Causal Inference
A Comparison of Causal Forests and the DR-Learner for Estimating Conditional Average Treatment Effects Qi Zhang* Qi Zhang Ya-Hui Yu Ashley Naimi
Conditional average treatment effects (CATEs) hold great promise for precision medicine, particularly in settings where effect modification is likely. Theoretical work has developed methods to estimate CATEs, including the double-robust (DR) learner and the causal forest algorithm. Here, we conduct a simulation study comparing the finite sample properties of the DR learner and the causal forest algorithm. We explore performance in a range of scenarios with a binary effect modifier and when a set of conditioning variables are included with varying degrees of effect modifiers present.
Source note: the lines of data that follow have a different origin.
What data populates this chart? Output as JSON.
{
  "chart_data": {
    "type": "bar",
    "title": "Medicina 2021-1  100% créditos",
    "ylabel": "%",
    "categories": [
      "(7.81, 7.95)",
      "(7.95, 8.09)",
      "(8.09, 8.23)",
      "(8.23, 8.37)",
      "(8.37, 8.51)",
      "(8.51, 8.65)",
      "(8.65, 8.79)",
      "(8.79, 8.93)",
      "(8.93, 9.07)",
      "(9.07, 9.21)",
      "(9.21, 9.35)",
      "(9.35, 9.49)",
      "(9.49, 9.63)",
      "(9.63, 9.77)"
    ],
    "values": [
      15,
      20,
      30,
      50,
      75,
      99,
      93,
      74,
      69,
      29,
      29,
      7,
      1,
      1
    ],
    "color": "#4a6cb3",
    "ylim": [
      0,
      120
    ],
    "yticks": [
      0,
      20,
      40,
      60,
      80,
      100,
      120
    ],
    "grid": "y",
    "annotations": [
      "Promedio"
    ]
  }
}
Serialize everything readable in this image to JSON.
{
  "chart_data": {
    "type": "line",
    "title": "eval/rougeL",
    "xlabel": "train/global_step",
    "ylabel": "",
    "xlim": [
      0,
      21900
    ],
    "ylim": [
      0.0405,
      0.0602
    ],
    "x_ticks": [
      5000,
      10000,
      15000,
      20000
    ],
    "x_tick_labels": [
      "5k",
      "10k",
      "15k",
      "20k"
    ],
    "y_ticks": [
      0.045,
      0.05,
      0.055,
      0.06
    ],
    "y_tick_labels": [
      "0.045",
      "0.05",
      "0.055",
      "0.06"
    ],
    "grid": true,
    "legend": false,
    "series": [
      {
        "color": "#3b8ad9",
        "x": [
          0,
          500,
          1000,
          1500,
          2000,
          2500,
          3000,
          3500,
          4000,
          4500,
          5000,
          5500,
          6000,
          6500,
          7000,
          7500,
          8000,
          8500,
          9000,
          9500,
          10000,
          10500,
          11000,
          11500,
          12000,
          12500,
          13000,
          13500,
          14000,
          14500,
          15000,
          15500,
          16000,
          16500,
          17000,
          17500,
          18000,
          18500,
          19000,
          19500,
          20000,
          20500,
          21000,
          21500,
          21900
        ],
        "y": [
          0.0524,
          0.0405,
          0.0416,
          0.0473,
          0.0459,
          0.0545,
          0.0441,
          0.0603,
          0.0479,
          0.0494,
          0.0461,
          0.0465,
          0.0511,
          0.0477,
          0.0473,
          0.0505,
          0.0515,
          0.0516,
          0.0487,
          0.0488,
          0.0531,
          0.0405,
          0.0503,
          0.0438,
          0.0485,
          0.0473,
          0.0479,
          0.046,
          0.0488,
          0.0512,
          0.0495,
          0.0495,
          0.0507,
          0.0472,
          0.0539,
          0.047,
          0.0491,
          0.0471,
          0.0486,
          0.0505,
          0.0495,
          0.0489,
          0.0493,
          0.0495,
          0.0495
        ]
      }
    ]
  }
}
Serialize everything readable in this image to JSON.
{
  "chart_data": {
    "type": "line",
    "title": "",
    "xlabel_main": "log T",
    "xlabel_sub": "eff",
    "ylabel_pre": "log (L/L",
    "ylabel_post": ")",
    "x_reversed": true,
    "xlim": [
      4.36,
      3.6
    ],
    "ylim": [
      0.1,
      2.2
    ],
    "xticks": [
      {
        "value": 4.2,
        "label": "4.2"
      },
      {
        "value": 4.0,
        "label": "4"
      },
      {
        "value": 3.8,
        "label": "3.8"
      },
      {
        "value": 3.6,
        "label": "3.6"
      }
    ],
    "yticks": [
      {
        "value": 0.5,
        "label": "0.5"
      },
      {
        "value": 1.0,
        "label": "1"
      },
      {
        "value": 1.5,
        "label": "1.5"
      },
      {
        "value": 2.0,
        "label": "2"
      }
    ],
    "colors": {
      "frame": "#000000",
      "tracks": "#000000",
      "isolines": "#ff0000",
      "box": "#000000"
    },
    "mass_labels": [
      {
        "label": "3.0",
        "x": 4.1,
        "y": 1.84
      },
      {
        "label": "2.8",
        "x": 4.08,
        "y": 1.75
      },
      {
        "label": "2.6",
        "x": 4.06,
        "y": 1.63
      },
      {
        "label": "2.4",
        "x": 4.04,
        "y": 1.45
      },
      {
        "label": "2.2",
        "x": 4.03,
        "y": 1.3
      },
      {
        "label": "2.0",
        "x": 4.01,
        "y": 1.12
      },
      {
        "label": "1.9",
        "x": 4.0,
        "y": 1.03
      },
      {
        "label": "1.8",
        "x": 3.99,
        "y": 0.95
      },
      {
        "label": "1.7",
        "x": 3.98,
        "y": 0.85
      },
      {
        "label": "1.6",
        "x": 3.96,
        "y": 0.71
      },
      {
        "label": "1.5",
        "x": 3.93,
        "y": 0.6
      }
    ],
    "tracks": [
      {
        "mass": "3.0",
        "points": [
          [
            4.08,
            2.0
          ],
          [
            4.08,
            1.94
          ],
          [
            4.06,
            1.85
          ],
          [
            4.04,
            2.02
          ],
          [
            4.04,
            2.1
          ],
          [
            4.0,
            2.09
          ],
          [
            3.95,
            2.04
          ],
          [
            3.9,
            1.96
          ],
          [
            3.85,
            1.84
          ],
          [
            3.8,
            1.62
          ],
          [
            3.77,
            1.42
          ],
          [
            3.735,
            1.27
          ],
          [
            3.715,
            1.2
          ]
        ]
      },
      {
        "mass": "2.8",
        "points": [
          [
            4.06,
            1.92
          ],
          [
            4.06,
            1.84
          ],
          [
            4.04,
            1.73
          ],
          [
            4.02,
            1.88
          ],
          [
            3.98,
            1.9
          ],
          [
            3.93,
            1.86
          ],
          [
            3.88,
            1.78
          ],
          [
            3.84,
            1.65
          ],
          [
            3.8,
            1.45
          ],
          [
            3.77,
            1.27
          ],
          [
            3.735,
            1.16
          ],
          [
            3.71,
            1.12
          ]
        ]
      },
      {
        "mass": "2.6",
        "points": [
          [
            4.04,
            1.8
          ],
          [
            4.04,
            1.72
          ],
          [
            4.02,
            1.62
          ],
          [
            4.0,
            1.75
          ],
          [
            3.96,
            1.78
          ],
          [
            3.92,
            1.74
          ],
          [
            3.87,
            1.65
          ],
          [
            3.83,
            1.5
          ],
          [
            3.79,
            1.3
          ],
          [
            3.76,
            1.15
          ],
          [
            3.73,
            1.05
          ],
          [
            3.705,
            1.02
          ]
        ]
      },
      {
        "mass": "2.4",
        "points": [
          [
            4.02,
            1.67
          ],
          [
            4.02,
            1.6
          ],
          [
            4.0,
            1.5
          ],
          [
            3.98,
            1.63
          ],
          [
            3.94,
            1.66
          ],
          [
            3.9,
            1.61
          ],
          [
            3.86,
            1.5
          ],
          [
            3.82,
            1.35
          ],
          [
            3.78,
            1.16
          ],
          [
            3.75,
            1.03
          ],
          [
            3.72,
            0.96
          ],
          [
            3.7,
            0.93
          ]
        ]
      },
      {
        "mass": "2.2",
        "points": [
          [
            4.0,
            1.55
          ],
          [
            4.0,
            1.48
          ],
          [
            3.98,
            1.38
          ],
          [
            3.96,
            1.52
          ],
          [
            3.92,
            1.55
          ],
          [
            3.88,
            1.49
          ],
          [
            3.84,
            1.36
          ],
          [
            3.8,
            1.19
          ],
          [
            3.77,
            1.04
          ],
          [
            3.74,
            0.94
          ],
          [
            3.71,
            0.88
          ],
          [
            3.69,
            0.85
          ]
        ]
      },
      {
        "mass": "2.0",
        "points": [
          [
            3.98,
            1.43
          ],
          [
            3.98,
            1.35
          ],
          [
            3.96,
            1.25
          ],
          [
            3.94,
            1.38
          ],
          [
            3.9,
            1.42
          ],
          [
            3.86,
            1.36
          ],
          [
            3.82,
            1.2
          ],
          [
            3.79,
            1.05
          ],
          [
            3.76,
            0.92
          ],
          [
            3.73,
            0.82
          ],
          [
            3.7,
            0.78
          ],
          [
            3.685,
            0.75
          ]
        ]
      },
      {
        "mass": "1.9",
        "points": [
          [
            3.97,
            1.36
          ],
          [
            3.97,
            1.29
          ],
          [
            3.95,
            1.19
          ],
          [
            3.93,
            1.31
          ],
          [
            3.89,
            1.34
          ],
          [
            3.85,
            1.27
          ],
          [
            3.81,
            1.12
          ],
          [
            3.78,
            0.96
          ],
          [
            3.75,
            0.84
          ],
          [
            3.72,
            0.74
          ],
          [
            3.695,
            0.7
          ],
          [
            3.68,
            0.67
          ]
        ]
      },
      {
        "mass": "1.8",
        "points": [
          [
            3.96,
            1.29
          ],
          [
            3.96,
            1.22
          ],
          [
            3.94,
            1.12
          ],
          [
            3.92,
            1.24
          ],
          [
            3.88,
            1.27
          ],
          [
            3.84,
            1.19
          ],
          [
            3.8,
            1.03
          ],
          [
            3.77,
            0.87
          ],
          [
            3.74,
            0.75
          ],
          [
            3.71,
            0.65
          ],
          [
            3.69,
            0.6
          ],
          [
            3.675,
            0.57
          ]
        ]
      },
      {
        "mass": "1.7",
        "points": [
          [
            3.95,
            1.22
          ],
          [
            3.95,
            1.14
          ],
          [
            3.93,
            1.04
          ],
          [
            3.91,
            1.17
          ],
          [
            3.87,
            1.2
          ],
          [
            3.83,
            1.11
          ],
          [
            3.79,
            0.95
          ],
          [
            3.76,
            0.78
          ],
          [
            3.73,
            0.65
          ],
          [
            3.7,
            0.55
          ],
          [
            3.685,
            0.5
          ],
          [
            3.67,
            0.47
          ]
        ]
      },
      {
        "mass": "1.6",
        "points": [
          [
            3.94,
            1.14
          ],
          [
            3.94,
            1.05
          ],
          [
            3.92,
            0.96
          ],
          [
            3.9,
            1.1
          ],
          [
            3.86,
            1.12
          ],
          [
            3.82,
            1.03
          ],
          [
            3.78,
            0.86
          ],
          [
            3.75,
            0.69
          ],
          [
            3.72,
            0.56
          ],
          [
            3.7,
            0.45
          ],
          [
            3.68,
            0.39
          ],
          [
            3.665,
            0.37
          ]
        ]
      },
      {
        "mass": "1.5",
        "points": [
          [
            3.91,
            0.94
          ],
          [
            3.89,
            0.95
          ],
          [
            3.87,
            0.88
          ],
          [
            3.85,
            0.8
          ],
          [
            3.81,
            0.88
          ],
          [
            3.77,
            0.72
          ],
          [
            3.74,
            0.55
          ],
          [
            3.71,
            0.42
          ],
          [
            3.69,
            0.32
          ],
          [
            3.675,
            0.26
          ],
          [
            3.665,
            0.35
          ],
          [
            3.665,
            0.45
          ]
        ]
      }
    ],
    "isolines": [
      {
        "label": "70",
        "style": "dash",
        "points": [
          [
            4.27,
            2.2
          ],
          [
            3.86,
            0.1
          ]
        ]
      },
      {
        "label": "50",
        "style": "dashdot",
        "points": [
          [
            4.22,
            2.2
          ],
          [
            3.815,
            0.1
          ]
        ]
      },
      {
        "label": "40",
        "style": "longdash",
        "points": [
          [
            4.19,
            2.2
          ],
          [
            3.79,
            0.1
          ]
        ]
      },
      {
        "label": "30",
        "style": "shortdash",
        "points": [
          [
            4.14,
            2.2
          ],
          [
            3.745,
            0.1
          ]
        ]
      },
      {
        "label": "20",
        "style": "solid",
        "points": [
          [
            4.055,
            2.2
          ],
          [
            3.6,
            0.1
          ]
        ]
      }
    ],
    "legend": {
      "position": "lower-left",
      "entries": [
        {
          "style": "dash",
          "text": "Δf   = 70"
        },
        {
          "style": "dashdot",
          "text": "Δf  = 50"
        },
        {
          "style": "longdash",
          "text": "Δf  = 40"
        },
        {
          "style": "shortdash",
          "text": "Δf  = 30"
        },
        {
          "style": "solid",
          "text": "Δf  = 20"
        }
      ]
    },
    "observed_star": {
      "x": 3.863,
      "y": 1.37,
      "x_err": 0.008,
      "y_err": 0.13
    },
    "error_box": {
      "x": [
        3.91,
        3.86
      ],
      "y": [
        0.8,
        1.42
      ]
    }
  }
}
Scenarios explored different effect parametrizations, sample sizes, proportions of modifying to non-modifying variables, and number of confounding variables. For all analyses, we used 10-fold cross fitting, and linear projection approach to identify pre-specified modifiers. Our preliminary results suggest that both the causal forest and the DR learner have good 95% confidence interval coverage in most settings. However, the DR learner outperformed the causal forest in coverage (93% vs. 88%) under the scenarios of strong treatment effect but low heterogeneity. We also found that the best linear projections may not always reliably identify pre-specified effect modifiers when either method is used, especially in small sample sizes (with a successful identification of 53% at best scenario). This will provide practical insights to guide method selection for estimating CATEs in empirical research.